Japonya Şirketler Kanunu Tarafından Belirlenen Pay Sahipleri Genel Kurul Toplantı Çağrısındaki Kusurlar ve İlgili Yargı Kararları

Şirket yöneticileri için, hissedarlarla iyi ilişkileri sürdürmek ve sorunsuz bir şirket yönetişimi sağlamak adına, genel kurul toplantılarının uygun şekilde yürütülmesi hayati önem taşır. Özellikle, Japonya’daki bir şirketin genel kurul toplantısının ‘çağrı’ sürecinde bir kusur bulunması durumunda, o toplantıda alınan kararların geçerliliği tartışmaya açılabilir ve şirket yönetiminde beklenmedik karışıklıklara veya ciddi etkilere yol açabilir. Bu tür hukuki riskleri önlemek ve şirketin istikrarlı işleyişini sağlamak için, Japon Şirketler Hukuku’ndaki hissedarlar genel kurulu çağrı sürecine ilişkin yasal düzenlemeleri derinlemesine anlamak şarttır. Bu makalede, Japon Şirketler Hukuku’nda hissedarlar genel kurulu çağrısının temel ilkeleri, kusurların türleri ve önemli mahkeme kararları hakkında bilgi verilecektir.

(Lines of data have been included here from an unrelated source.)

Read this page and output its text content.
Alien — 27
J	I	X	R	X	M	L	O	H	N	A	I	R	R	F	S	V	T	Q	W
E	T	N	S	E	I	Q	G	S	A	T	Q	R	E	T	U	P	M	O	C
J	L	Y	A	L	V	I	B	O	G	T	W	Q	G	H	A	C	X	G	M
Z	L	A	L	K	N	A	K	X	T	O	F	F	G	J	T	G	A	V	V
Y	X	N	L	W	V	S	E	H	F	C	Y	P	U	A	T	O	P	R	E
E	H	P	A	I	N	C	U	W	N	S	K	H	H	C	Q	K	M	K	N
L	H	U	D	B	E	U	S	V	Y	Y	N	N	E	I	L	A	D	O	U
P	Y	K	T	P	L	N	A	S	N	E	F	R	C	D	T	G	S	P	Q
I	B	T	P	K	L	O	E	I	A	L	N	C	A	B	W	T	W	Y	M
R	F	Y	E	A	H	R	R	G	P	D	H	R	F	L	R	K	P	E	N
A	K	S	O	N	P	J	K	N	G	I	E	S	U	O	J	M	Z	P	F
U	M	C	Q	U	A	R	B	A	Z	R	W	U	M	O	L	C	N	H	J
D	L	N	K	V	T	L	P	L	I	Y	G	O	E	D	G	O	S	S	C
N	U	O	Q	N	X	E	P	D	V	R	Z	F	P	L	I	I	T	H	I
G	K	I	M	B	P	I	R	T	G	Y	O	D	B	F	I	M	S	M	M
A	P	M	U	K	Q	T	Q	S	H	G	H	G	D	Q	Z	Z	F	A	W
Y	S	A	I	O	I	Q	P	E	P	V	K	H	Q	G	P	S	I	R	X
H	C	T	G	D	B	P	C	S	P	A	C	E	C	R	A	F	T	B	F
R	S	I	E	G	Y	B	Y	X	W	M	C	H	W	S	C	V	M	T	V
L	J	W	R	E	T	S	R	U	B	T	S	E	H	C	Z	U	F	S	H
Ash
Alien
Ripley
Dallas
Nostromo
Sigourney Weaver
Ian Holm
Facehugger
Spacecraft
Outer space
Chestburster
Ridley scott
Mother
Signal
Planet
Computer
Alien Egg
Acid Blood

Japonya’da Şirketlerin Genel Kurul Toplantılarını Çağırma Temel İlkeleri
Japon şirketler hukuku, şirketlerin genel kurul toplantılarının düzgün bir şekilde yürütülmesini sağlamak için detaylı düzenlemeler getirmiştir. Bu düzenlemeler, hissedarların toplantılara katılımını ve oy haklarını uygun bir şekilde kullanmalarını garanti altına alırken, aynı zamanda şirket yönetiminin şeffaflığını ve sağlamlığını korumak için temel bir çerçeve oluşturur.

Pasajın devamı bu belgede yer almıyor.